Regular readers know Uncertainty proposes we go back to the old way of examining and making conclusions about data, and eschew many innovations of the 20th Century. No p-values, no tests, no posteriors. Just plain probability statements about observables and a rigorous separation of probability from decision.
These criticisms you know (or ought to by now). So why not let’s do a case study or three, and take our time doing so. Case Study 1 uses the same data presented in Uncertainty. We’re interested in quantifying our uncertainty in a person’s end-of-first-year College GPA given we know their SAT score, high school GPA, and perhaps another measure we might have.
Now right off, we know we haven’t a chance to discover the cause—actually causes—of a person’s CGPA. These are myriad. A GPA is comprised of scores/grades per class, and the causes of the score in each class are multitudinous. How much one drank the evening before a quiz, how many hours put in on a term paper, whether a particular book was available at a certain time, and on and on.
It is equally obvious a person’s HGPA or SAT does not and cannot cause a person’s CGPA. Some of the same causes responsible for the HGPA, SAT might appear in the list of causes for CGPA, but it’s a stretch to say they’re identical. We could say “diligence” or “sloth” are contributory causes, but since these cannot be quantified (even though some might attempt such a maneuver), they cannot take their place in a numerical analysis.
Which brings up the excellent question: why do a numerical analysis at all?
Do no skip lightly over this. For in that query is the foundation of all we’ll do. We’re doing a numerical, as opposed to the far more common qualitative (which form most of our judgments), study because we have in mind a decision we will make. Everything we do must revolve around that decision. Since, of course, different people will make different decisions, the method of analysis would change in each case.
It should be clear the decision we cannot make is about what causes CGPA. Nor can we decide how much “influence” SAT or HGPA has on CGPA, because “influence” is a causal word. We cannot “control” for SAT or HGPA on CGPA because, again, “control” is a causal word, and anyway HGPA and SAT were in no way caused, i.e. controlled, by any experimenter.
All we can do, then, if a numerical analysis is our goal, is to say how much our uncertainty in CGPA changes given what we know about SAT or HGPA. Anything beyond that is beyond the data we have in hand. And since we can make up causal stories until the trump of doom, we can always come up with a causal explanation for what we see. But our explanation could be challenged by somebody else who has their own story. Presuming no logical contradiction (say a theory insists SAT scores that we observed are impossible), our “data” would support all causal explanations.
This point is emphasized to the point we’re sick of hearing it because the classic way of doing statistics is saturated in incorrect causal language. We’re trying to escape that baggage.
So just what decision do I want to make about CGPA?
I could be interested in my own or in another individual’s.

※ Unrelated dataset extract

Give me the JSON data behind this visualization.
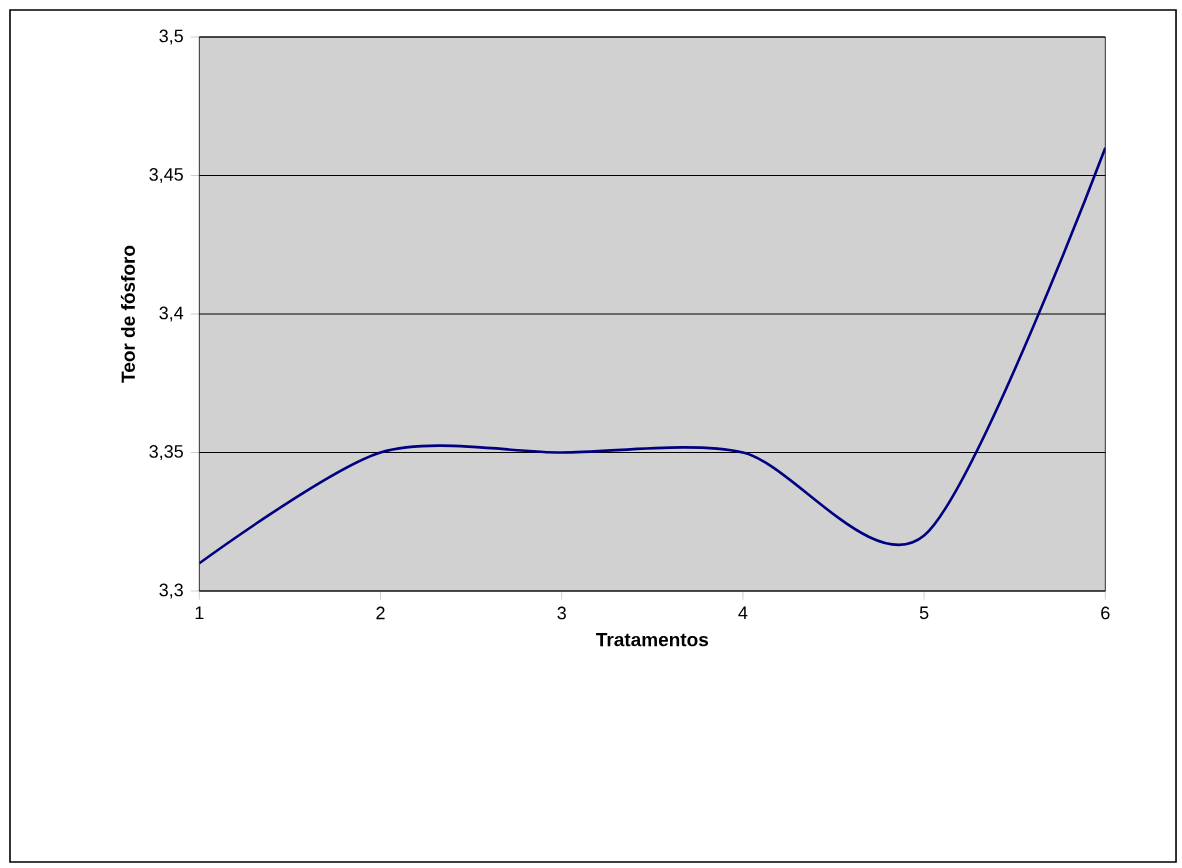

Let’s start with that by thinking what CGPA is. Well, it’s a score. Every class, in the fictional college we’re imagining, awards a numerical grade, F (= 0) up to A+ (A = 4, A+ = 4.33, and so on). CGPA = score per class divided by number of classes. That’s several numbers we need to know.

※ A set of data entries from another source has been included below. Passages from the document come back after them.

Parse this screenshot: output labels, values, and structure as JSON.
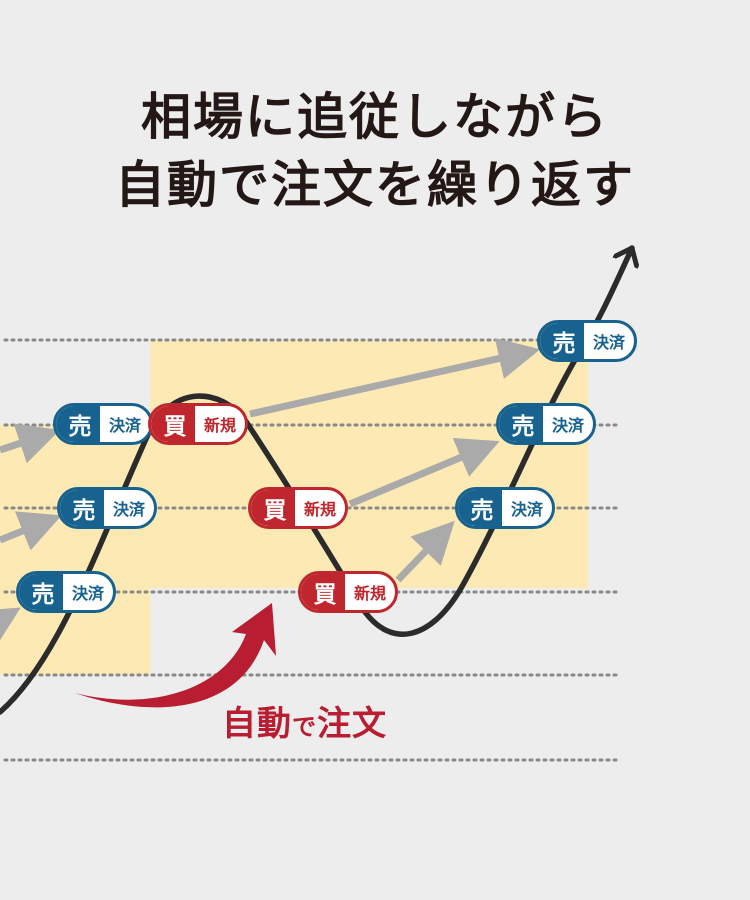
{
  "title": {
    "line1": "相場に追従しながら",
    "line2": "自動で注文を繰り返す"
  },
  "pill_text": {
    "sell": "売",
    "buy": "買",
    "settle": "決済",
    "new": "新規"
  },
  "auto_label": {
    "part1": "自動",
    "part2": "で",
    "part3": "注文"
  },
  "colors": {
    "background": "#ededed",
    "highlight_band": "#fce9b4",
    "sell_blue": "#17628e",
    "buy_red": "#c0262d",
    "arrow_gray": "#aaaaaa",
    "price_line": "#2b2b2b",
    "auto_arrow": "#b81d31"
  }
}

How many classes will there be? In this data, I don’t know. That is to say, I do not know the precise number for any individual, but I do know it must be finite. Experience (which is not part of the data) says it’s probably around 10-12 for a year. But who knows? We also can infer that each person has at least one class—but it could be that some have only one class. Again, who knows?
So number of classes is equal to or greater than one and finite. So, given the scoring system for grades, that means CGPA must be of finite precision. Suppose a person has only one class, then the list of possible CGPAs is 0, 0.33, …, 4, 4.33 and none other. If a person has two classes, then the possibilities are 0, 0.165, 0.33, and so forth. However many classes there are, the final list will be a discrete, finite set of possible CGPAs, which will be known to us given the premises about the grading system.

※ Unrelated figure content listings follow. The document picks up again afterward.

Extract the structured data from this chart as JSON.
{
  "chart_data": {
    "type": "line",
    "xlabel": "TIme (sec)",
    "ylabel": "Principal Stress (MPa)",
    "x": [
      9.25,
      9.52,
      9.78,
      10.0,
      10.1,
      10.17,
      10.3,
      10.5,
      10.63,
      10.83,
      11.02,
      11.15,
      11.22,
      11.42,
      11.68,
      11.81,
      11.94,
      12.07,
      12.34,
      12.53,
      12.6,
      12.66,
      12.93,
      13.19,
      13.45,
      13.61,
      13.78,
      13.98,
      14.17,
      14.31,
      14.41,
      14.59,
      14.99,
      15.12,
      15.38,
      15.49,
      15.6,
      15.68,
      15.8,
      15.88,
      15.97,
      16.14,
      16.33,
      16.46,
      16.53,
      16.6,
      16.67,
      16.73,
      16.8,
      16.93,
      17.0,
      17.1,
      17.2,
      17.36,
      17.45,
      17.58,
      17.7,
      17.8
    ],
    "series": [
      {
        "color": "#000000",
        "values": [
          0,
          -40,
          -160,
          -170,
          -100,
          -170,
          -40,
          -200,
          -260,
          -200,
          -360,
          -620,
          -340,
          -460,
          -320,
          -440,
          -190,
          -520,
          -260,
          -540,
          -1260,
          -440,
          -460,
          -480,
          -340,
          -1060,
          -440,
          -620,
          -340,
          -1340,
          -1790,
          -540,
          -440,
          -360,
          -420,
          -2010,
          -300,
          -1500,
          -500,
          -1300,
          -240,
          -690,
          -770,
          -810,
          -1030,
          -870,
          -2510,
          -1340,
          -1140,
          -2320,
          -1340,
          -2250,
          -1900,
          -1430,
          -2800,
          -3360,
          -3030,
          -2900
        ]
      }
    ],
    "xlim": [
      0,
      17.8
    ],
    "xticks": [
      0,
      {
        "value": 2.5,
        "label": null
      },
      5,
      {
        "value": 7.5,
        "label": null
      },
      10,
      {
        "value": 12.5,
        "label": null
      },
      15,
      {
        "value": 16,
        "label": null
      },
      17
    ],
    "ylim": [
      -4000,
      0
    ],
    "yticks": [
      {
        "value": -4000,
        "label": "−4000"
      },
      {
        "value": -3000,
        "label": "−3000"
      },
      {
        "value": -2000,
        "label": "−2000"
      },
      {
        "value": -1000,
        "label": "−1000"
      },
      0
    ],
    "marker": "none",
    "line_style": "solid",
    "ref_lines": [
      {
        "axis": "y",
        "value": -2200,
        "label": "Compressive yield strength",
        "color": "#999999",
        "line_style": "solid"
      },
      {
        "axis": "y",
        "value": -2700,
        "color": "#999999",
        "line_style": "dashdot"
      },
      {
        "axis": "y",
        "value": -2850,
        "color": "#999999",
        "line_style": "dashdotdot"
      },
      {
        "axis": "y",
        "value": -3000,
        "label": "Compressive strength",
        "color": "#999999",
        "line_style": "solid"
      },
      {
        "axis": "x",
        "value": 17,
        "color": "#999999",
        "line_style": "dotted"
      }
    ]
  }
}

Suppose a student had 12 classes, then his score (CGPA) might be (say) 2.334167. That’s 7 digits of precision! This number is one of lots of different possible grades (these begin with 0, 0.0275, 0.055, 0.0825, …). And there is more than one way to get some of these grades. A person with a CGPA of 2 might have had 12 classes with all C’s (= 2), or 12 with half A’s and half F’s; and there are other combinations that lead to CGPA = 2. And so now we have to ask ourselves just what about the CGPA we want to know.
We’ve reached our first branching point! And the end of today’s lesson. See if you can guess where this is going.
I’ll answer all pertinent questions, but please look elsewhere on the site (or in Uncertainty) for criticisms of classical methods. Non-pertinent objections will be ignored.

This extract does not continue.